Сработала пожарная сигнализация. Этой сигнализацией в ресторане подрабатывало дитя свободного ГОА, возмущенное непочтительным обхождением. После укуса она рухнула на пол, посинела и издала тот самый пожарный вопль, который заставил двух официантов, запыхавшись, выбежать в коридор с огнетушителями.
Кое-как успокоив извивающуюся на руках дикую девочку и потряхивая ее, как, он неоднократно видел, делают мамы, он принялся ходить взад-вперед. Во время четвертого прохода остановился, и этих пяти секунд чертенку хватило, чтобы сунуть пальцы к горячей лампочке.
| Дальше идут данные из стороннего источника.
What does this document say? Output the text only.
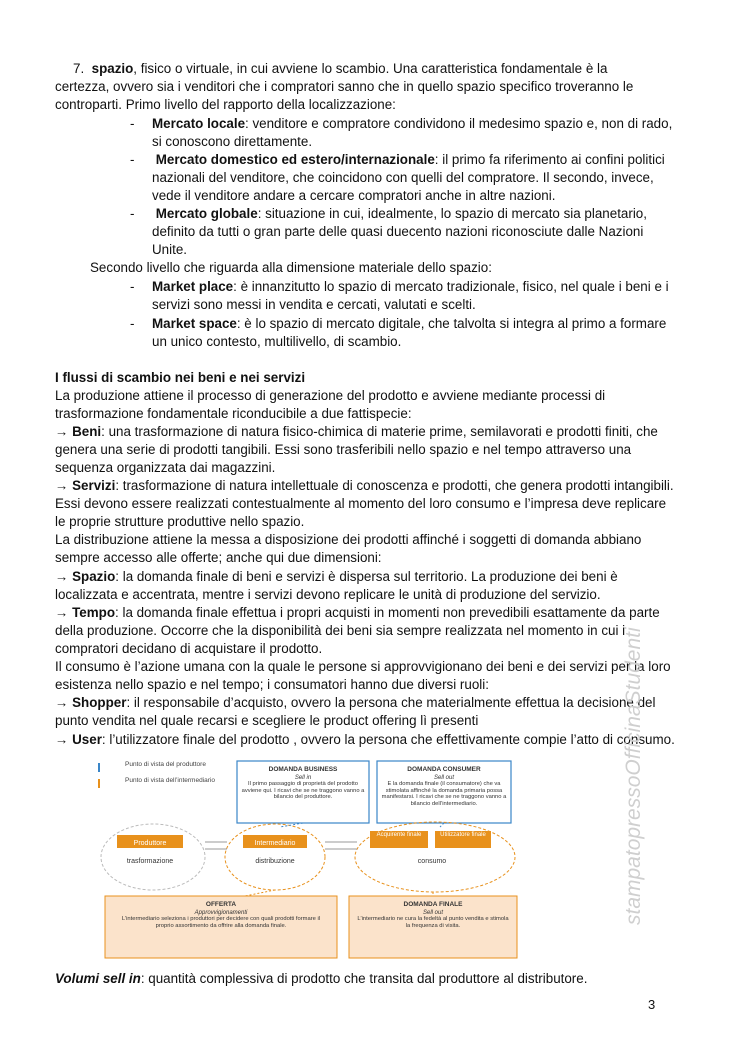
7. spazio, fisico o virtuale, in cui avviene lo scambio. Una caratteristica fondamentale è la
certezza, ovvero sia i venditori che i compratori sanno che in quello spazio specifico troveranno le
controparti. Primo livello del rapporto della localizzazione:
- Mercato locale: venditore e compratore condividono il medesimo spazio e, non di rado,
si conoscono direttamente.
- Mercato domestico ed estero/internazionale: il primo fa riferimento ai confini politici
nazionali del venditore, che coincidono con quelli del compratore. Il secondo, invece,
vede il venditore andare a cercare compratori anche in altre nazioni.
- Mercato globale: situazione in cui, idealmente, lo spazio di mercato sia planetario,
definito da tutti o gran parte delle quasi duecento nazioni riconosciute dalle Nazioni
Unite.
Secondo livello che riguarda alla dimensione materiale dello spazio:
- Market place: è innanzitutto lo spazio di mercato tradizionale, fisico, nel quale i beni e i
servizi sono messi in vendita e cercati, valutati e scelti.
- Market space: è lo spazio di mercato digitale, che talvolta si integra al primo a formare
un unico contesto, multilivello, di scambio.
I flussi di scambio nei beni e nei servizi
La produzione attiene il processo di generazione del prodotto e avviene mediante processi di
trasformazione fondamentale riconducibile a due fattispecie:
→ Beni: una trasformazione di natura fisico-chimica di materie prime, semilavorati e prodotti finiti, che
genera una serie di prodotti tangibili. Essi sono trasferibili nello spazio e nel tempo attraverso una
sequenza organizzata dai magazzini.
→ Servizi: trasformazione di natura intellettuale di conoscenza e prodotti, che genera prodotti intangibili.
Essi devono essere realizzati contestualmente al momento del loro consumo e l’impresa deve replicare
le proprie strutture produttive nello spazio.
La distribuzione attiene la messa a disposizione dei prodotti affinché i soggetti di domanda abbiano
sempre accesso alle offerte; anche qui due dimensioni:
→ Spazio: la domanda finale di beni e servizi è dispersa sul territorio. La produzione dei beni è
localizzata e accentrata, mentre i servizi devono replicare le unità di produzione del servizio.
→ Tempo: la domanda finale effettua i propri acquisti in momenti non prevedibili esattamente da parte
della produzione. Occorre che la disponibilità dei beni sia sempre realizzata nel momento in cui i
compratori decidano di acquistare il prodotto.
Il consumo è l’azione umana con la quale le persone si approvvigionano dei beni e dei servizi per la loro
esistenza nello spazio e nel tempo; i consumatori hanno due diversi ruoli:
→ Shopper: il responsabile d’acquisto, ovvero la persona che materialmente effettua la decisione del
punto vendita nel quale recarsi e scegliere le product offering lì presenti
→ User: l’utilizzatore finale del prodotto , ovvero la persona che effettivamente compie l’atto di consumo.
Punto di vista del produttore
Punto di vista dell’intermediario
DOMANDA BUSINESS
Sell in
Il primo passaggio di proprietà del prodotto avviene qui. I ricavi che se ne traggono vanno a bilancio del produttore.
DOMANDA CONSUMER
Sell out
È la domanda finale (il consumatore) che va stimolata affinché la domanda primaria possa manifestarsi. I ricavi che se ne traggono vanno a bilancio dell’intermediario.
Produttore
trasformazione
Intermediario
distribuzione
Acquirente finale	Utilizzatore finale
consumo
OFFERTA
Approvvigionamenti
L’intermediario seleziona i produttori per decidere con quali prodotti formare il proprio assortimento da offrire alla domanda finale.
DOMANDA FINALE
Sell out
L’intermediario ne cura la fedeltà al punto vendita e stimola la frequenza di visita.
stampatopressoOfficinaStudenti
Volumi sell in: quantità complessiva di prodotto che transita dal produttore al distributore.
3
Он бросился к туалету, на миг замешкался, в который из двух идти, и выбрал мужской. Машина рука остывала в струе холодной воды. Ее рот был широко открыт и никаких звуков не издавал. Глеб слышал где-то это выражение «зашлась/зашелся» — так говорили про страшную истерику. Это был тот самый момент, когда истерику можно было не столько услышать, сколько увидеть. «Все когда-то бывает в первый раз», — любил говорить его отец.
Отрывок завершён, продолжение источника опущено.